December 29, 2008 - Pleads not guilty in federal court to a revised indictment charging him in the corruption and tax evasion case. The revised indictment includes two new counts of aiding the filing of false returns and a charge involving making false statements while applying for a housing loan.
March 23, 2009 - The judge in the Bernard Kerik corruption and tax evasion case rules that charges must be divided into two trials.
May 26, 2009 - Kerik is indicted on charges of making false statements to White House officials vetting him for a secretary position at the Department of Homeland Security in 2004.
June 4, 2009 - Pleads not guilty to charges of lying to the White House.
October 20, 2009 - Kerik is jailed after being found in contempt for leaking confidential evidence in the corruption case.
November 5, 2009 - Kerik pleads guilty to eight felony charges, including corruption, tax fraud and lying to White House officials vetting his nomination as homeland security secretary in 2004.

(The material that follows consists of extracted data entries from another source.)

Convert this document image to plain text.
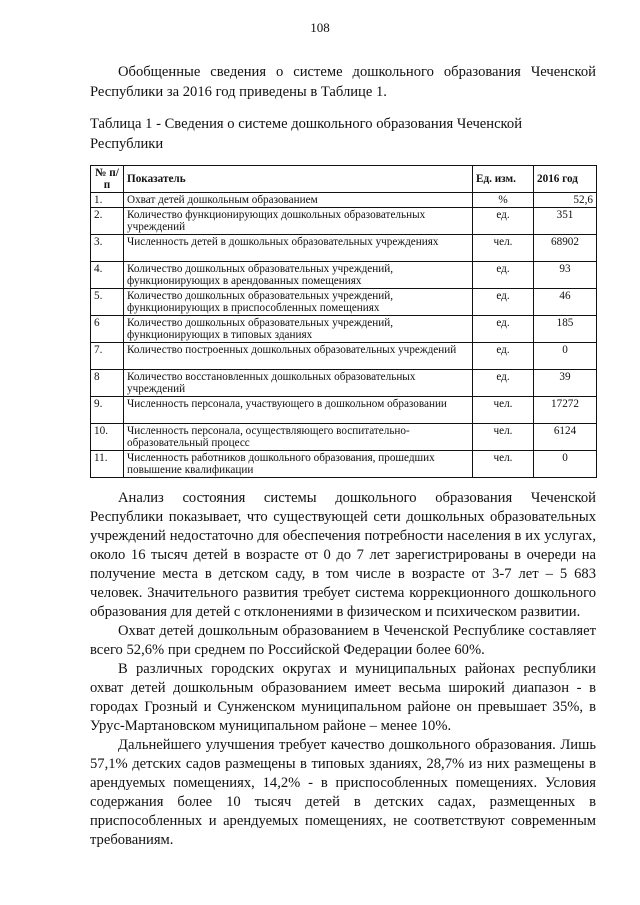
108

Обобщенные сведения о системе дошкольного образования Чеченской Республики за 2016 год приведены в Таблице 1.

Таблица 1 - Сведения о системе дошкольного образования Чеченской Республики

№ п/п	Показатель	Ед. изм.	2016 год
1.	Охват детей дошкольным образованием	%	52,6
2.	Количество функционирующих дошкольных образовательных учреждений	ед.	351
3.	Численность детей в дошкольных образовательных учреждениях	чел.	68902
4.	Количество дошкольных образовательных учреждений, функционирующих в арендованных помещениях	ед.	93
5.	Количество дошкольных образовательных учреждений, функционирующих в приспособленных помещениях	ед.	46
6	Количество дошкольных образовательных учреждений, функционирующих в типовых зданиях	ед.	185
7.	Количество построенных дошкольных образовательных учреждений	ед.	0
8	Количество восстановленных дошкольных образовательных учреждений	ед.	39
9.	Численность персонала, участвующего в дошкольном образовании	чел.	17272
10.	Численность персонала, осуществляющего воспитательно-образовательный процесс	чел.	6124
11.	Численность работников дошкольного образования, прошедших повышение квалификации	чел.	0

Анализ состояния системы дошкольного образования Чеченской Республики показывает, что существующей сети дошкольных образовательных учреждений недостаточно для обеспечения потребности населения в их услугах, около 16 тысяч детей в возрасте от 0 до 7 лет зарегистрированы в очереди на получение места в детском саду, в том числе в возрасте от 3-7 лет – 5 683 человек. Значительного развития требует система коррекционного дошкольного образования для детей с отклонениями в физическом и психическом развитии.

Охват детей дошкольным образованием в Чеченской Республике составляет всего 52,6% при среднем по Российской Федерации более 60%.

В различных городских округах и муниципальных районах республики охват детей дошкольным образованием имеет весьма широкий диапазон - в городах Грозный и Сунженском муниципальном районе он превышает 35%, в Урус-Мартановском муниципальном районе – менее 10%.

Дальнейшего улучшения требует качество дошкольного образования. Лишь 57,1% детских садов размещены в типовых зданиях, 28,7% из них размещены в арендуемых помещениях, 14,2% - в приспособленных помещениях. Условия содержания более 10 тысяч детей в детских садах, размещенных в приспособленных и арендуемых помещениях, не соответствуют современным требованиям.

November 10, 2009 - Is released on bail under conditions that include home confinement and wearing a monitoring cuff.
February 18, 2010 - Is sentenced to 48 months in prison after pleading guilty to tax fraud, lying under oath, and other charges. Begins serving his sentence on May 17.
March 31, 2011 - The Second U.S. Circuit Court of Appeals rejects Kerik's claim of bias and upholds the 48 month prison sentence.
October 2012 - Testifies in the perjury trial of Frank and Peter DiTommaso, contractors accused of lying during a 2006 grand jury investigation regarding renovation work done on Kerik's apartment. Frank DiTommaso is later found not guilty while his brother, Peter DiTommaso, is found guilty of two counts of perjury.
May 28, 2013 - Is released from federal prison on good behavior, after serving three years for charges including tax fraud and lying to officials. He remains under home confinement until October 15, and then is on supervised release for the next three years.